Full Text
HIGH COURT OF DELHI
CM(M) 417/2022, CM APPL. 21345/2022 & CM APPL.
21346/2022 CH AISHI RAM BATRA PUBLIC CHARITABLE TRUST..... Petitioner
Through: Mr. Ashok Chhabra, Advocate
Through: None
J U D G E M E N T (O R A L)
04.05.2022
JUDGMENT
1. Exemptions allowed subject to all just exceptions.
2. The application stands disposed of.
3. This petition, under Article 227 of the Constitution of India, assails an order dated 12th October, 2021, passed by the learned Additional District Judge (“the learned ADJ”), in CS DJ No. 75/2019 (Anita Kumar v. Batra Hospital & Medical Research Centre), on an objection of maintainability raised by the petitioner, as the defendant 2022:DHC:1745 in the said suit. The impugned order rejects the said objection and holds the suit to be maintainable.
4. The respondent, in her suit, sought a declaration that the termination of her employment by the petitioner on 7th April, 2011 was illegal and also claimed damages/ compensation to the extent of ₹ 18,61,000/-, with interest from 7th April, 2011. Additionally, the plaint sought restoration of the respondent in the employment of the petitioner.
5. The petitioner contested the maintainability of the aforesaid suit on the ground that a contract of personal service with a private employer was not capable of specific performance in view of the proscription contained in Section 14 of the Specific Relief Act, 1963.
6. The learned ADJ has, in the impugned order, largely agreed with this submission of the petitioner citing, for the said purpose, the judgment of the Supreme Court in SBI v. SN Goel[1] and the judgment of this Court in Ranmeet Singh Chahel v.
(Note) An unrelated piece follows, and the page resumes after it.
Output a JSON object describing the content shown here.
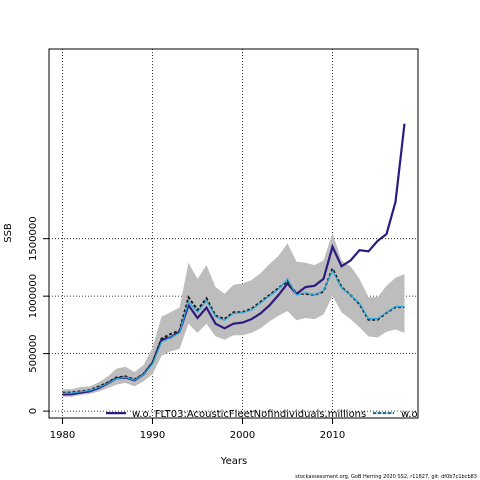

Oracle India Pvt. Ltd.2.
7. Even so, it was observed by the learned ADJ, in its judgment in Ranmeet Singh Chahel[2], this Court had held that an employee, whose services were allegedly wrongfully terminated by a private employer could maintain a claim for damages and that a suit containing such a claim cannot be rejected under Order VII Rule 11, AIR 2008 SC 2594 MANU/DE/4941/2018 CPC.
8. The learned ADJ further relied on the judgment of the Supreme Court in Sejal Glass Ltd. v. Navilan Merchants Pvt. Ltd.3, to hold that, if part of the relief sought in a plaint was maintainable, the plaint could not be rejected under Order VII Rule 11.
9. Thereafter, in the penultimate paragraph of the impugned order, the learned ADJ observes thus: “As per the appointment letter dt. 03.01.1991, the plaintiff was offered the post of Executive Assistant subject to her agreeing to the terms and conditions mentioned in the said letter. The plaintiff has accepted the terms and conditions on 05.01.1991. Condition 9 of the said letter provides that “You are liable to be suspended from services pending enquiry into any charge of misconduct against you till the final decision in the matter is taken.” However, as per letter dt. 07.04.2011 issued to the plaintiff whereby she was informed that she has been released from services of defendant from 07.04.2021[1] with one month advance salary towards notice period. However, the said letter does not mention anything with respect to any enquiry being conducted against the plaintiff or whether pending such enquiry she was suspended from the services.”
10. Clearly, no exception can be taken to the finding of the learned ADJ that, even if the respondent’s contract with the petitioner was incapable of specific performance, the respondent was nonetheless entitled to sue for damages and that, in view thereof, the plaint could not be rejected under Order VII Rule 11.
11. Learned Counsel for the petitioner, however, expresses some misgivings because of the afore-extracted penultimate paragraph of the impugned order. He submits that this paragraph is likely to be interpreted, later in the proceedings before the learned ADJ, as amounting to an acknowledgment that the plaintiff could maintain the claim for a declaration that her services were wrongfully terminated or any other reliefs predicated on such a claim.
12. To my mind, the afore-extracted paragraph does not contain any such observation. It amounts to a mere recording of facts of the case. The learned ADJ has not expressed any opinion, one way or the other. Be that as it may, the impugned order is not, in my view, susceptible to interference, as the learned ADJ is correct in holding that, even if the contract between the respondent and the petitioner was a contract of personal service with a private employer, a claim for damages would nonetheless lie. Needless to say, however, it would be for the respondent to make out a case for being awarded damages on the basis of the evidence and the law that stands crystallised in that regard. In as much as a claim for damages would be maintainable, the learned ADJ cannot be faulted in rejecting the petitioner’s submission that the suit should be dismissed as not maintainable.
13. Accordingly, the impugned order does not call for any interference in so far as it rejects the petitioner’s submission that the respondent’s suit was not maintainable. However, it is clarified that, in proceeding with the suit, all other issues would remain open to be agitated by the parties before the learned ADJ, and any other observations contained in the impugned order would not bind the learned ADJ in proceeding with the matter.
14. Subject to the above clarification, the petition is dismissed.